I can definitely recommend the Zoo Friends pass – you just have to go 4 times a year to make it pay itself off. But the best thing about it is that once you have one, you can go to the zoo for free – so instead of going to the park, just go to the zoo! Also, you don’t feel compelled to do the whole zoo at once. You can take it in bite sized pieces, and come back to continue another day.
Today I decided to take the 50mm 1.8 lens only. The last time I went, I took the 70-200mm but it’s pretty heavy, and without the wifey around to help, I needed to travel light. It was a good challenge though, trying to take and compose good shots with the 50mm as lots of the animals are too far away. But it was good for the close up exhibits that you can find in the Alinta Reptile Encounter and Wetlands (in the Perth Zoo).
Tips for getting shots like this:
Large Aperture – Open up the aperture to get the minimum depth of field. This basically means that the subject will be in focus, but everything else in front and behind will be out of focus, making the subject stand out. In the photos above, I used apertures down to f/1.8.

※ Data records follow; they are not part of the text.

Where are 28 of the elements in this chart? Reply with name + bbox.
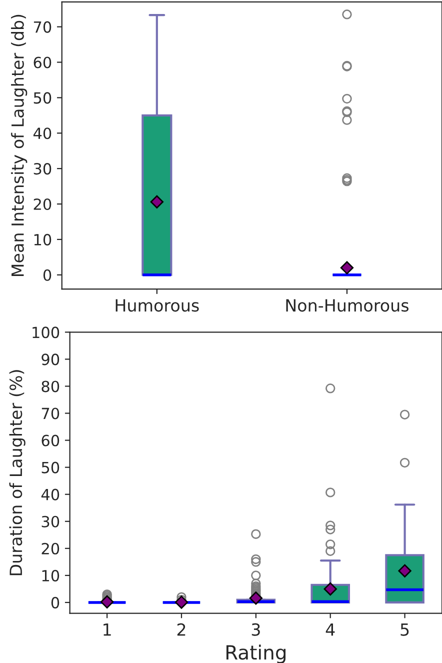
y-tick-label: 60 (34, 56, 52, 68)
x-tick-label: 3 (252, 623, 260, 636)
y-tick-label: 70 (34, 21, 52, 33)
y-tick-label: 20 (42, 542, 60, 554)
y-tick-label: 40 (41, 488, 60, 500)
y-tick-label: 50 (42, 462, 60, 474)
y-tick-label: 0 (43, 269, 52, 281)
y-tick-label: 90 (42, 354, 60, 366)
y-tick-label: 40 (33, 128, 52, 140)
y-tick-label: 30 (34, 163, 52, 175)
y-tick-label: 20 (34, 198, 52, 210)
y-axis-title: Mean Intensity of Laughter (db) (11, 14, 28, 276)
y-tick-label: 60 (42, 434, 60, 446)
y-tick-label: 10 (34, 234, 52, 246)
x-tick-label: 2 (177, 623, 186, 636)
y-tick-label: 10 (42, 570, 60, 582)
y-tick-label: 50 (34, 92, 52, 104)
y-axis-title: Duration of Laughter (%) (9, 370, 26, 576)
y-tick-label: 70 (42, 408, 60, 420)
x-tick-label: Humorous (116, 299, 199, 312)
y-tick-label: 100 (32, 326, 60, 338)
y-tick-label: 80 (42, 380, 60, 392)
x-tick-label: 5 (400, 624, 409, 636)
y-tick-label: 0 (51, 596, 60, 608)
x-tick-label: 4 (326, 624, 335, 636)
x-tick-label: Non-Humorous (286, 299, 408, 312)
y-tick-label: 30 (42, 516, 60, 528)
x-tick-label: 1 (104, 624, 111, 636)
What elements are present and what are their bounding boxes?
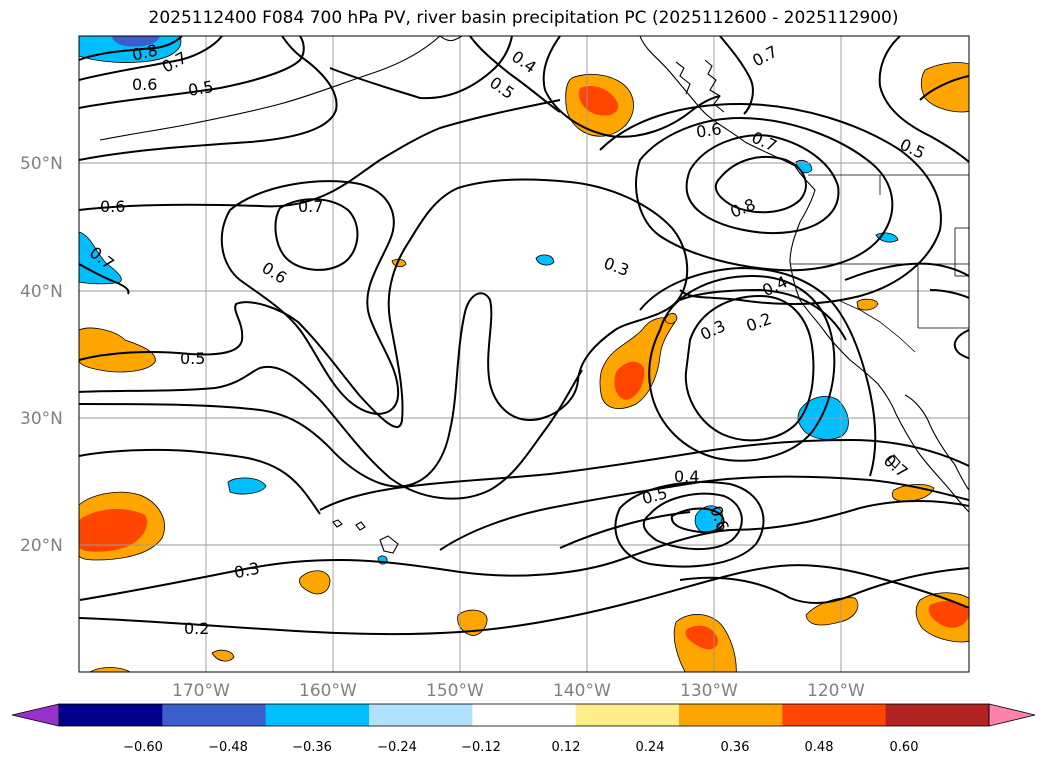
colorbar-segment [369,704,473,726]
map-title: 2025112400 F084 700 hPa PV, river basin … [148,8,899,28]
political-borders [790,174,969,353]
lat-label: 50°N [20,154,63,174]
map-frame [78,35,970,673]
longitude-labels: 170°W 160°W 150°W 140°W 130°W 120°W [172,681,865,701]
lon-label: 120°W [807,681,865,701]
colorbar-segment [59,704,163,726]
colorbar-extend-low [11,703,60,727]
contour-label: 0.6 [100,197,125,216]
contour-label: 0.4 [674,467,699,486]
colorbar-tick-label: −0.36 [292,740,332,755]
lat-label: 40°N [20,282,63,302]
colorbar-tick-label: 0.60 [890,740,919,755]
lon-label: 150°W [426,681,484,701]
contour-label: 0.3 [232,558,261,582]
colorbar-tick-label: −0.48 [208,740,248,755]
lat-label: 30°N [20,409,63,429]
colorbar-tick-label: 0.48 [805,740,834,755]
colorbar-segment [885,704,990,726]
colorbar-tick-label: 0.36 [721,740,750,755]
lat-label: 20°N [20,536,63,556]
precip-positive-areas [79,62,969,672]
colorbar-segment [575,704,680,726]
colorbar-segment [679,704,783,726]
colorbar-tick-label: 0.24 [636,740,665,755]
lon-label: 140°W [553,681,611,701]
colorbar-tick-label: −0.24 [377,740,417,755]
contour-label: 0.5 [187,77,215,100]
contour-label: 0.8 [130,41,159,65]
colorbar-frame [58,703,990,727]
contour-label: 0.2 [184,619,209,638]
coastlines [99,36,969,554]
contour-label: 0.5 [180,349,205,368]
lon-label: 170°W [172,681,230,701]
contour-label: 0.6 [695,119,723,141]
lon-label: 130°W [680,681,738,701]
contour-label: 0.7 [298,197,323,216]
colorbar-tick-label: −0.12 [461,740,501,755]
colorbar-tick-label: −0.60 [123,740,163,755]
pv-contours [79,36,969,636]
colorbar-segment [782,704,887,726]
contour-label: 0.6 [132,75,157,94]
colorbar-segment [472,704,577,726]
colorbar-extend-high [988,703,1036,727]
lon-label: 160°W [299,681,357,701]
colorbar-segment [265,704,370,726]
colorbar-segment [162,704,267,726]
colorbar [11,703,1036,727]
colorbar-tick-label: 0.12 [552,740,581,755]
latitude-labels: 50°N 40°N 30°N 20°N [20,154,63,556]
colorbar-tick-labels: −0.60 −0.48 −0.36 −0.24 −0.12 0.12 0.24 … [123,740,918,755]
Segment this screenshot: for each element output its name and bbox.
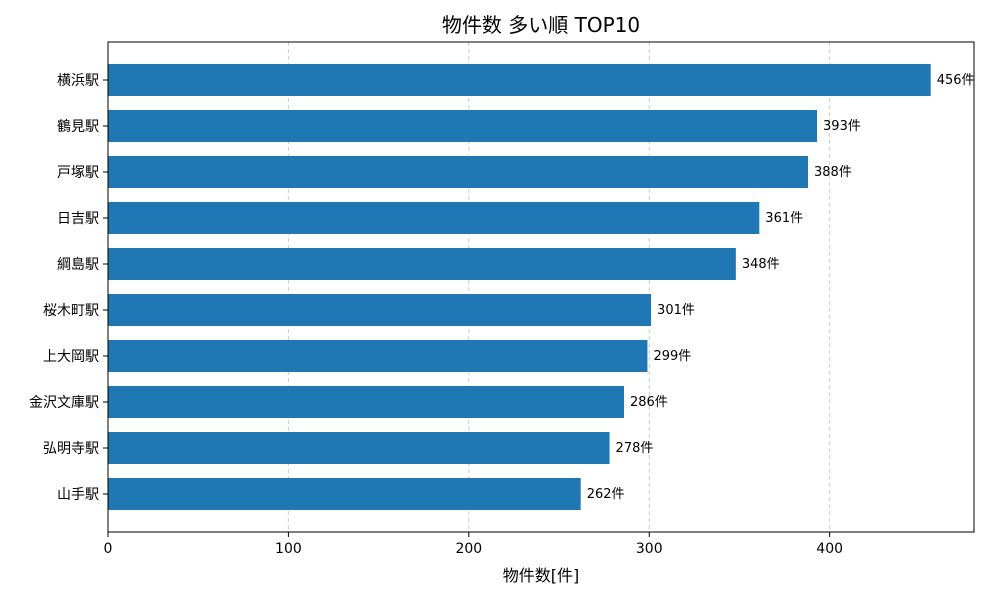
- bar: [108, 110, 818, 142]
- data-label: 361件: [765, 211, 803, 226]
- category-label: 日吉駅: [57, 211, 99, 227]
- category-label: 綱島駅: [57, 257, 99, 273]
- bar: [108, 478, 581, 510]
- bar: [108, 432, 610, 464]
- bar: [108, 340, 648, 372]
- data-label: 299件: [653, 349, 691, 364]
- bar: [108, 294, 652, 326]
- data-labels: 456件 393件 388件 361件 348件 301件 299件 286件 278件 262件: [587, 73, 975, 502]
- bar: [108, 386, 624, 418]
- data-label: 286件: [630, 395, 668, 410]
- x-tick-label: 0: [104, 541, 113, 557]
- category-label: 金沢文庫駅: [29, 394, 99, 411]
- x-tick-label: 300: [636, 541, 663, 557]
- x-tick-label: 100: [275, 541, 302, 557]
- category-label: 弘明寺駅: [43, 441, 99, 457]
- data-label: 393件: [823, 119, 861, 134]
- bars: [108, 64, 931, 510]
- category-label: 上大岡駅: [43, 349, 99, 365]
- category-label: 桜木町駅: [43, 303, 99, 319]
- x-axis-ticks: 0 100 200 300 400: [104, 532, 843, 557]
- data-label: 456件: [937, 73, 975, 88]
- x-axis-label: 物件数[件]: [503, 566, 580, 585]
- category-label: 横浜駅: [57, 73, 99, 89]
- data-label: 301件: [657, 303, 695, 318]
- x-tick-label: 200: [455, 541, 482, 557]
- category-label: 戸塚駅: [57, 165, 99, 181]
- bar: [108, 156, 809, 188]
- category-label: 鶴見駅: [57, 118, 99, 135]
- x-tick-label: 400: [816, 541, 843, 557]
- data-label: 348件: [742, 257, 780, 272]
- category-label: 山手駅: [57, 487, 99, 503]
- chart-title: 物件数 多い順 TOP10: [442, 13, 640, 37]
- data-label: 262件: [587, 487, 625, 502]
- bar: [108, 202, 760, 234]
- data-label: 278件: [616, 441, 654, 456]
- bar: [108, 248, 736, 280]
- data-label: 388件: [814, 165, 852, 180]
- bar: [108, 64, 931, 96]
- plot-frame: [107, 41, 975, 533]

Not too slow Shutter – Make sure the shutter is not too slow, make it at least 1/focal length. So, for the 50mm lens, at least 1/50 seconds. The main point here is to ensure that you’re not getting any camera shake causing blurry photos. Unfortunately, at the zoo in the indoor enclosures, there’s not that much lighting, so to get a faster shutter speed with a large aperture, you will need to increase the ISO (see next step). I did end up with some blurry shots, but once I pumped up the ISO and checked the shutter speed, all was fine.
Higher ISO – Pump up the ISO. This is easy if you have a digital SLR. For the photos above, I pumped up to ISO800.